Aprendendo com nossos demônios

Foto: Steve Mishos
Foto: Steve Mishos

“Todos nós aprendemos e somos moldados pelas nossas interações com o ambiente. Para receber aquilo que vem do ambiente, é preciso estar nele para interagir. Isso não quer dizer que basta você estar fisicamente presente. Você precisar estar psicologicamente presente. Se, por exemplo, você tiver medo de cães ou aranhas, você precisa interagir com cães e aranhas de diversas maneiras para que o medo diminua. Sentar na classe sonhando acordado e olhando as nuvens não vai te ajudar a aprender álgebra. Para aprender álgebra, você precisa interagir com fórmulas, números, variáveis e assim por diante. Para interagir de forma efetiva com o mundo à sua volta—seu trabalho, família, amizades etc.—você precisa ter abertura àquilo que as situações que você encontra têm a lhe ensinar. Essas situações não podem e não vão ensinar a você o que funciona a menos que você encontre dentro de si a capacidade de ouvir, de prestar atenção a elas no momento presente. As coisas que lhe geram ansiedade podem, na verdade, ensinar muito sobre como você pode e deve agir no mundo.”

Kelly G. Wilson

Quando conseguimos estar no presente e ouvir um pouco o que as nossas sensações nos dizem, podemos aprender muito sobre nós mesmos. O problema é que passamos o tempo todo tentando fugir das situações e sensações negativas, impedindo qualquer chance de aprendizado e nos colocando num processo contínuo de fuga e esquiva. Ouvir o que o incômodo nos diz requer esforço, mas pode nos apontar o caminho para a resolução dos nossos problemas.

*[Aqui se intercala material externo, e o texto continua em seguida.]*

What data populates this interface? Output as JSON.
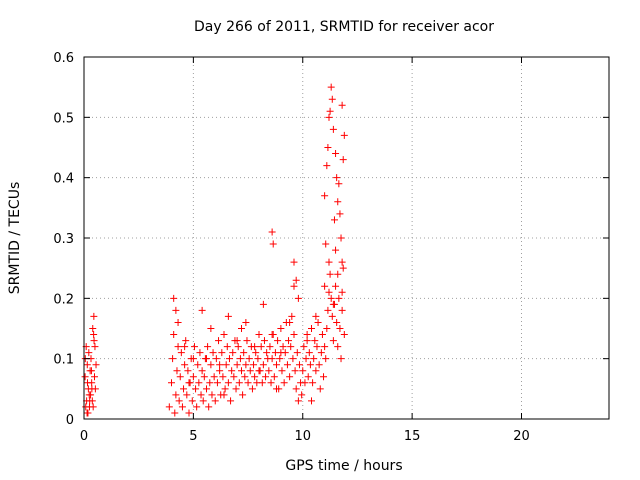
{
  "chart_data": {
    "type": "scatter",
    "title": "Day 266 of 2011, SRMTID for receiver acor",
    "xlabel": "GPS time / hours",
    "ylabel": "SRMTID / TECUs",
    "xlim": [
      0,
      24
    ],
    "ylim": [
      0,
      0.6
    ],
    "x_ticks": [
      0,
      5,
      10,
      15,
      20
    ],
    "x_tick_labels": [
      "0",
      "5",
      "10",
      "15",
      "20"
    ],
    "y_ticks": [
      0,
      0.1,
      0.2,
      0.3,
      0.4,
      0.5,
      0.6
    ],
    "y_tick_labels": [
      "0",
      "0.1",
      "0.2",
      "0.3",
      "0.4",
      "0.5",
      "0.6"
    ],
    "grid": true,
    "marker": "plus",
    "series": [
      {
        "name": "SRMTID",
        "color": "#ff0000",
        "x": [
          0.05,
          0.1,
          0.12,
          0.15,
          0.18,
          0.2,
          0.22,
          0.25,
          0.28,
          0.3,
          0.32,
          0.35,
          0.38,
          0.4,
          0.42,
          0.45,
          0.48,
          0.5,
          0.52,
          0.55,
          0.08,
          0.16,
          0.24,
          0.34,
          0.44,
          0.06,
          0.14,
          0.26,
          0.36,
          0.46,
          3.9,
          4.0,
          4.05,
          4.1,
          4.15,
          4.2,
          4.25,
          4.3,
          4.35,
          4.4,
          4.45,
          4.5,
          4.55,
          4.6,
          4.65,
          4.7,
          4.75,
          4.8,
          4.85,
          4.9,
          4.95,
          5.0,
          5.05,
          5.1,
          5.15,
          5.2,
          5.25,
          5.3,
          5.35,
          5.4,
          5.45,
          5.5,
          5.55,
          5.6,
          5.65,
          5.7,
          5.75,
          5.8,
          5.85,
          5.9,
          5.95,
          6.0,
          6.05,
          6.1,
          6.15,
          6.2,
          6.25,
          6.3,
          6.35,
          6.4,
          6.45,
          6.5,
          6.55,
          6.6,
          6.65,
          6.7,
          6.75,
          6.8,
          6.85,
          6.9,
          6.95,
          7.0,
          7.05,
          7.1,
          7.15,
          7.2,
          7.25,
          7.3,
          7.35,
          7.4,
          7.45,
          7.5,
          7.55,
          7.6,
          7.65,
          7.7,
          7.75,
          7.8,
          7.85,
          7.9,
          7.95,
          8.0,
          8.05,
          8.1,
          8.15,
          8.2,
          8.25,
          8.3,
          8.35,
          8.4,
          8.45,
          8.5,
          8.55,
          8.6,
          8.65,
          8.7,
          8.75,
          8.8,
          8.85,
          8.9,
          8.95,
          9.0,
          9.05,
          9.1,
          9.15,
          9.2,
          9.25,
          9.3,
          9.35,
          9.4,
          9.45,
          9.5,
          9.55,
          9.6,
          9.65,
          9.7,
          9.75,
          9.8,
          9.85,
          9.9,
          9.95,
          10.0,
          10.05,
          10.1,
          10.15,
          10.2,
          10.25,
          10.3,
          10.35,
          10.4,
          10.45,
          10.5,
          10.55,
          10.6,
          10.65,
          10.7,
          10.75,
          10.8,
          10.85,
          10.9,
          10.95,
          11.0,
          11.05,
          11.1,
          11.15,
          11.2,
          11.25,
          11.3,
          11.35,
          11.4,
          11.45,
          11.5,
          11.55,
          11.6,
          11.65,
          11.7,
          11.75,
          11.8,
          11.85,
          11.9,
          4.1,
          4.3,
          4.6,
          5.0,
          5.4,
          5.8,
          6.2,
          6.6,
          7.0,
          7.4,
          7.8,
          8.2,
          8.6,
          9.0,
          9.4,
          9.8,
          10.2,
          10.6,
          11.0,
          11.4,
          4.2,
          4.8,
          5.6,
          6.4,
          7.2,
          8.0,
          8.8,
          9.6,
          10.4,
          11.2,
          11.6,
          11.8,
          8.6,
          8.65,
          9.6,
          9.7,
          11.0,
          11.1,
          11.15,
          11.2,
          11.3,
          11.35,
          11.4,
          11.5,
          11.55,
          11.6,
          11.7,
          11.75,
          11.8,
          11.85,
          11.9,
          11.25,
          11.45,
          11.65,
          11.05,
          11.5,
          11.8
        ],
        "y": [
          0.07,
          0.12,
          0.03,
          0.09,
          0.01,
          0.05,
          0.11,
          0.02,
          0.08,
          0.04,
          0.1,
          0.06,
          0.03,
          0.15,
          0.02,
          0.17,
          0.07,
          0.12,
          0.05,
          0.09,
          0.02,
          0.06,
          0.04,
          0.08,
          0.14,
          0.1,
          0.01,
          0.03,
          0.05,
          0.13,
          0.02,
          0.06,
          0.1,
          0.14,
          0.01,
          0.04,
          0.08,
          0.12,
          0.03,
          0.07,
          0.11,
          0.02,
          0.05,
          0.09,
          0.13,
          0.04,
          0.08,
          0.01,
          0.06,
          0.1,
          0.03,
          0.07,
          0.12,
          0.05,
          0.02,
          0.09,
          0.06,
          0.11,
          0.04,
          0.08,
          0.03,
          0.07,
          0.1,
          0.05,
          0.12,
          0.02,
          0.06,
          0.09,
          0.04,
          0.11,
          0.07,
          0.03,
          0.1,
          0.06,
          0.13,
          0.08,
          0.04,
          0.11,
          0.07,
          0.14,
          0.05,
          0.09,
          0.12,
          0.06,
          0.1,
          0.03,
          0.08,
          0.11,
          0.07,
          0.13,
          0.05,
          0.09,
          0.12,
          0.06,
          0.1,
          0.08,
          0.04,
          0.11,
          0.07,
          0.09,
          0.13,
          0.06,
          0.1,
          0.08,
          0.12,
          0.05,
          0.09,
          0.07,
          0.11,
          0.06,
          0.1,
          0.14,
          0.08,
          0.12,
          0.06,
          0.09,
          0.13,
          0.07,
          0.11,
          0.1,
          0.08,
          0.12,
          0.06,
          0.1,
          0.14,
          0.07,
          0.11,
          0.09,
          0.13,
          0.05,
          0.1,
          0.15,
          0.08,
          0.12,
          0.06,
          0.11,
          0.16,
          0.09,
          0.13,
          0.07,
          0.12,
          0.17,
          0.1,
          0.14,
          0.08,
          0.05,
          0.11,
          0.03,
          0.09,
          0.06,
          0.04,
          0.08,
          0.12,
          0.06,
          0.1,
          0.14,
          0.07,
          0.11,
          0.09,
          0.15,
          0.06,
          0.1,
          0.13,
          0.08,
          0.12,
          0.16,
          0.09,
          0.05,
          0.11,
          0.14,
          0.07,
          0.12,
          0.1,
          0.15,
          0.18,
          0.21,
          0.24,
          0.2,
          0.17,
          0.13,
          0.19,
          0.22,
          0.16,
          0.12,
          0.2,
          0.15,
          0.1,
          0.18,
          0.25,
          0.14,
          0.2,
          0.16,
          0.12,
          0.1,
          0.18,
          0.15,
          0.09,
          0.17,
          0.13,
          0.16,
          0.12,
          0.19,
          0.14,
          0.11,
          0.16,
          0.2,
          0.13,
          0.17,
          0.22,
          0.19,
          0.18,
          0.06,
          0.1,
          0.04,
          0.15,
          0.08,
          0.05,
          0.22,
          0.03,
          0.26,
          0.24,
          0.21,
          0.31,
          0.29,
          0.26,
          0.23,
          0.37,
          0.42,
          0.45,
          0.5,
          0.55,
          0.53,
          0.48,
          0.44,
          0.4,
          0.36,
          0.34,
          0.3,
          0.52,
          0.43,
          0.47,
          0.51,
          0.33,
          0.39,
          0.29,
          0.28,
          0.26
        ]
      }
    ]
  }
}
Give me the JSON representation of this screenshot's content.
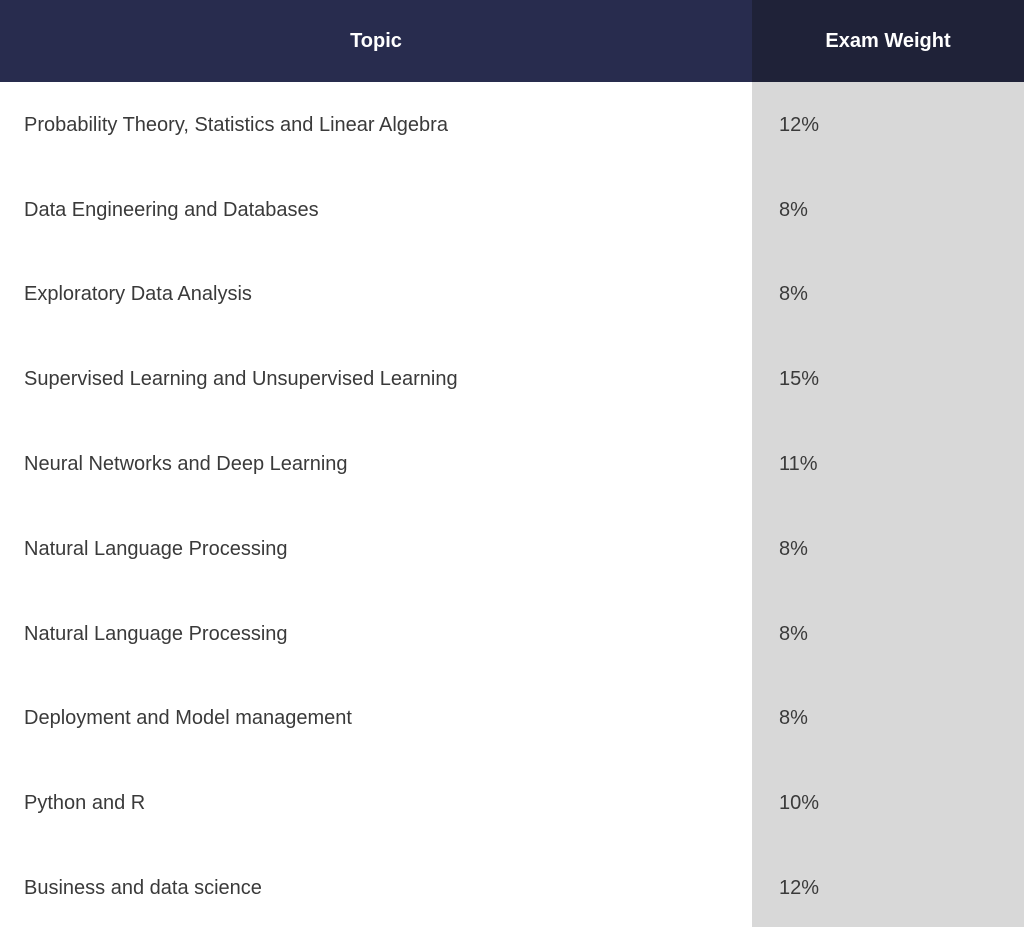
{
  "header": {
    "topic_label": "Topic",
    "weight_label": "Exam Weight"
  },
  "rows": [
    {
      "topic": "Probability Theory, Statistics and Linear Algebra",
      "weight": "12%"
    },
    {
      "topic": "Data Engineering and Databases",
      "weight": "8%"
    },
    {
      "topic": "Exploratory Data Analysis",
      "weight": "8%"
    },
    {
      "topic": "Supervised Learning and Unsupervised Learning",
      "weight": "15%"
    },
    {
      "topic": "Neural Networks and Deep Learning",
      "weight": "11%"
    },
    {
      "topic": "Natural Language Processing",
      "weight": "8%"
    },
    {
      "topic": "Natural Language Processing",
      "weight": "8%"
    },
    {
      "topic": "Deployment and Model management",
      "weight": "8%"
    },
    {
      "topic": "Python and R",
      "weight": "10%"
    },
    {
      "topic": "Business and data science",
      "weight": "12%"
    }
  ],
  "colors": {
    "header_topic_bg": "#282c4e",
    "header_weight_bg": "#1f2238",
    "weight_column_bg": "#d8d8d8",
    "text": "#3a3a3a"
  }
}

Vamos tomar como exemplo uma pessoa excessivamente ciumenta. Daquelas que cria uma confusão enorme por conta de cada deslize do companheiro ou da companheira, que briga, ameaça, vigia. Uma pessoa que age dessa forma provavelmente tem horror à ideia de ser abandonada, trocada, traída. Dá pra entender, pois de fato essas coisas não são boas. Mas o problema aí é que ela tem tanta aversão a essa possibilidade que sua prioridade é evitá-la e suas atitudes podem atropelar outros valores importantes, como o próprio afeto que ela tem pelo companheiro.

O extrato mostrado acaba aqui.